Perhaps the government’s biggest upcoming infrastructural project is the revamp of the Msida Creek Junction. That project includes the building of a new flyover to remove the traffic lights at the much-used junction, and also create a new open public space in front of the Msida parish church. A new cycling and walking track and a seawater canal to prevent flooding are also part of the project.
The project is envisaged by Infrastructure Malta to cost €18 million – meaning that the two projects together have a combined cost of €49 million, not far over the tax rebate paid out to the upcoming Hollywood movie.
There is space to move away from cars as well in this sector: the government’s plan to build and modernise a 50 to 60 kilometre cycling network would cost €35 million split across five years, while the government’s yearly budget dedicated to keeping public transport free is of €40 million.

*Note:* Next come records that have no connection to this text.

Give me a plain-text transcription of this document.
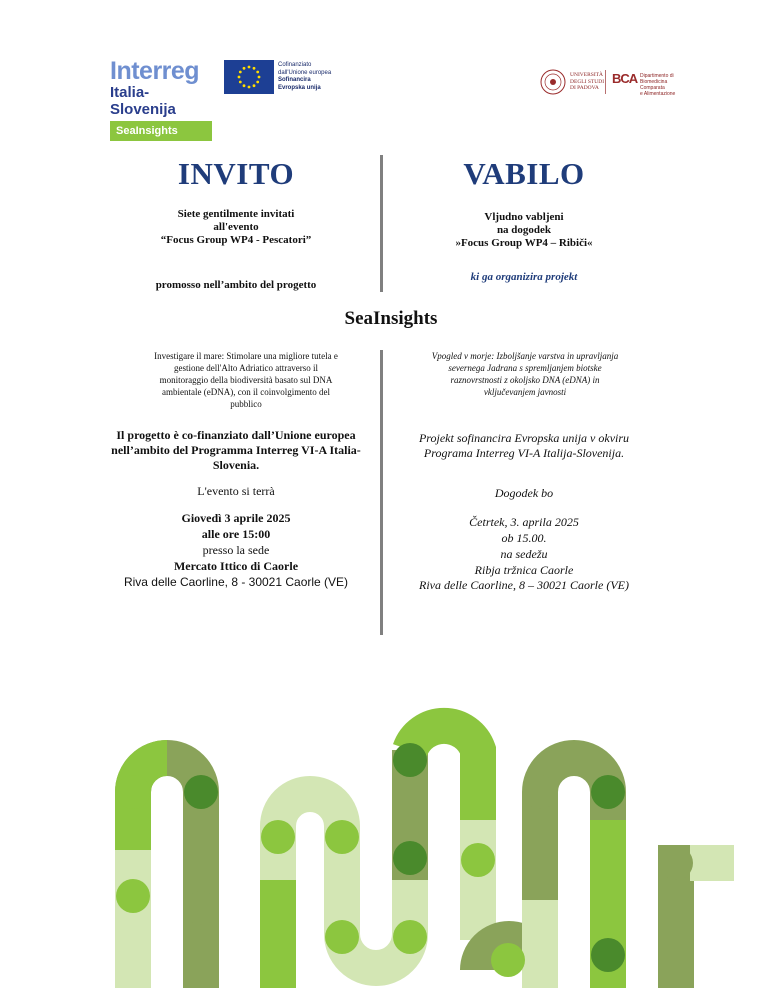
Interreg
Italia-Slovenija
SeaInsights
Cofinanziato
dall'Unione europea
Sofinancira
Evropska unija
UNIVERSITÀ
DEGLI STUDI
DI PADOVA
BCA Dipartimento di
Biomedicina Comparata
e Alimentazione
INVITO
Siete gentilmente invitati
all'evento
“Focus Group WP4 - Pescatori”
promosso nell’ambito del progetto
Investigare il mare: Stimolare una migliore tutela e gestione dell'Alto Adriatico attraverso il monitoraggio della biodiversità basato sul DNA ambientale (eDNA), con il coinvolgimento del pubblico
Il progetto è co-finanziato dall’Unione europea nell’ambito del Programma Interreg VI-A Italia-Slovenia.
L'evento si terrà
Giovedì 3 aprile 2025
alle ore 15:00
presso la sede
Mercato Ittico di Caorle
Riva delle Caorline, 8 - 30021 Caorle (VE)
VABILO
Vljudno vabljeni
na dogodek
»Focus Group WP4 – Ribiči«
ki ga organizira projekt
Vpogled v morje: Izboljšanje varstva in upravljanja severnega Jadrana s spremljanjem biotske raznovrstnosti z okoljsko DNA (eDNA) in vključevanjem javnosti
Projekt sofinancira Evropska unija v okviru Programa Interreg VI-A Italija-Slovenija.
Dogodek bo
Četrtek, 3. aprila 2025
ob 15.00.
na sedežu
Ribja tržnica Caorle
Riva delle Caorline, 8 – 30021 Caorle (VE)
SeaInsights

Environment: Regional Road and Community Greening
After infrastructure was the Labour government’s focus for the first two of its legislatures, the focus has now turned to the environment. Prime Minister Robert Abela pledged €700 million split across 7 years, which includes some major greening projects and some community greening projects as well.
The costings for almost all of these greening projects are yet to be published, but we do know the estimated costs of one of them.
The idea to roof over the part of Regional Road which splits Santa Venera (rendering of the plan in picture avove) was first mooted by then Environment Minister Jose Herrera in 2018, and the project was one of a number of major urban greening projects included in the Labour Party’s manifesto for the last general election.
The project was initially slated to cost around €20 million, but Environment Minister Miriam Dalli last year told Parliament that the project cost would be more like €35 million.
Throw in the first community greening grant announced by Project Green – the new entity established to lead the charge on the PL’s environmental initiatives – which saw 16 urban greening projects spread across Malta and Gozo awarded a total of €10 million in capital funds, and you will reach a figure of €45 million, which is very close – if a bit less – than the figure granted to Gladiator 2.
Education: Three new primary schools
The Labour government has also earmarked funds for capital investment in the education sector, both through the modernisation of current schools but also through the construction of new schools.
The construction of new schools has been particularly under the microscope due to long delays, but the costs – which are what matters for the benefit of this comparison – are still comparable to the tax rebate given to Gladiator 2.
Let us take, for example, the new Gozo Primary School. Promised in 2015 and delayed by four years, the school cost €21 million, and is set to welcome students for the first time in the upcoming scholastic year.
The new Msida primary school meanwhile, which was first announced in 2017 and slated to be opened in 2019 but which only had its foundation stone laid in in 2020, was initially budgeted to cost €10 million. However, shoddy works led to part of the school having to be demolished and rebuilt, and the costs have since spiralled up to €20 million.
Had the project stuck to its budget, the total costs for the two schools would have worked out to €31 million – leaving space to consider a third new school which the government constructed in recent years.
This is the Qawra primary school, which welcomed its first students in October 2020 after a three-year delay in construction and which cost the government €13 million.
This means that pending each project sticking roughly to its budget, the €46.7 million granted to Gladiator 2 would have been enough to construct three brand new primary schools – and still then leave €2.8 million to spare.